We're going to try again. The humane society might be able to get a vet out there with a tranquilzer gun. Given how fast these guys were, and the rough, rough terrain, it might be our best shot (literally). We already know if we get one of them, the other will follow. The female goat actually wanted to come over for treats, but when the male ran away, so did she.


----------



## ksalvagno (Oct 6, 2009)

Hopefully you can get them the next time.


----------



## CAjerseychick (Sep 21, 2013)

I second the Sweet feed. Mine took a door off to get at it....


----------



## sweetgoats (Oct 18, 2007)

Darn, I wonder if the person that was going to feed them grain gave them a a bit to much only because they are not at all use to it.

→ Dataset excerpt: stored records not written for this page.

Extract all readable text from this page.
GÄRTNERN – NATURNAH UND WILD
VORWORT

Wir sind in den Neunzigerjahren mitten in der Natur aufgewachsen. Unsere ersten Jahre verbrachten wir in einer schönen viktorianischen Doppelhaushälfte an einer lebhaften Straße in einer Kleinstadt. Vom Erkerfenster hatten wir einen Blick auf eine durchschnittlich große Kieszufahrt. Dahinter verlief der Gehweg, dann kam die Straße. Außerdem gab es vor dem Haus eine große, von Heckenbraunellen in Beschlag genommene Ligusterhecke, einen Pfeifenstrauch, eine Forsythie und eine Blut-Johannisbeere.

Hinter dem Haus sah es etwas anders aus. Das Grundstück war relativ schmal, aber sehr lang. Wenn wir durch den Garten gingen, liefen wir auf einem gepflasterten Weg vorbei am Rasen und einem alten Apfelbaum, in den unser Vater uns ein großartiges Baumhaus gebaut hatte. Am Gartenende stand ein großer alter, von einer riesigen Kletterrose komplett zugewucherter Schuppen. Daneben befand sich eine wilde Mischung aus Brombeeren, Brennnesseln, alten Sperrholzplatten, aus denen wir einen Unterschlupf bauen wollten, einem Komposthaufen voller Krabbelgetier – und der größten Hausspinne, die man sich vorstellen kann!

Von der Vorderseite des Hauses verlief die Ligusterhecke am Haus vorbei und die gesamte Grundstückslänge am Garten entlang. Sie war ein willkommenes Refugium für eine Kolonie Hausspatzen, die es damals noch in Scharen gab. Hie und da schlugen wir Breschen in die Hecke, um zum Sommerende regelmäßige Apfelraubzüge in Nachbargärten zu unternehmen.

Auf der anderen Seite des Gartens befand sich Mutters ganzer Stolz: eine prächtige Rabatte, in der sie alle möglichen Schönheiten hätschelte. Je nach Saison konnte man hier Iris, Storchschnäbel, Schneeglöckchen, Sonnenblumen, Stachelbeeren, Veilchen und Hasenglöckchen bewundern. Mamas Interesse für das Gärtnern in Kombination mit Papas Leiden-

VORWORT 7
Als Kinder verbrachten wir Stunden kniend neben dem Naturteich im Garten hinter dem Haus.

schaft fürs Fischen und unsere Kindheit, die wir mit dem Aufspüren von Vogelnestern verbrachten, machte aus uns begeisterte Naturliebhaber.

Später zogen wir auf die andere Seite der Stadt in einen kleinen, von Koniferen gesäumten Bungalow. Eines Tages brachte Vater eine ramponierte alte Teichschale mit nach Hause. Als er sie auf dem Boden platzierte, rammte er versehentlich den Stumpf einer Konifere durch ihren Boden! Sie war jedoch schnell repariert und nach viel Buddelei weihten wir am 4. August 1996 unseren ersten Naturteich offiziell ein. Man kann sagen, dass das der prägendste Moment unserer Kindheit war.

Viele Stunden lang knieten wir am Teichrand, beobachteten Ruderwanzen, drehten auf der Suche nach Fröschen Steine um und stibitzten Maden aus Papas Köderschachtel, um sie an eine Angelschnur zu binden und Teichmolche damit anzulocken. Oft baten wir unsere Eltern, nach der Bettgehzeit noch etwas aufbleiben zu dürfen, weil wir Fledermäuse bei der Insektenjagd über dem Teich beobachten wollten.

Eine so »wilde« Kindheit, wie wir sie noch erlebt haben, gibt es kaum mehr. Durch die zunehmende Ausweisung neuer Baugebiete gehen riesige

Hopefully they will get more trusting.


----------



## goatgirl2021 (Oct 21, 2013)

I have great personal experience with this.....
My very first goat I every got was a togg and I paid $250 for her. As soon as I put her in the pen she cleared it within 30 seconds. She took off across te highway and was missing for six weeks. We tried every possible way to get this goat and we never could. We saw where she had bedded down and realized she was so hungry she began to nurse herself. We decided to put a trap out and we put food in it. Luckily we got her and she was shot but is doing fine now. If a trap doesn't work the go to your vet and you can get a tranquilizer gun. I don't recommend this unless ou have no more options. But I hope I helped!


----------



## KeninMaine (Jun 7, 2013)

Goats are attracted to other goats. While grain works you need some reason for the loose goats to stick around. We helped a friend capture her loose goats and found that if we put out grain and a couple other goats the others became curious and would drop their guard. If one goat is happily eating the loose goats will come and try to move them out of the feed pan. Of course it helps to set up a catch pen possibly made of a few sections of livestock panels that can be quickly closed off.


----------



## CAjerseychick (Sep 21, 2013)

DOGS.
Just did this today. Its stressful for the goat(s) but... get some herding dogs, like border collies and they will herd the goats for you.
I used my giant schnauzer, she caught the little buckling for me (trained enough to hold not bite down like she wants to)-- after I spent a couple hours chasing him and I gave up....


----------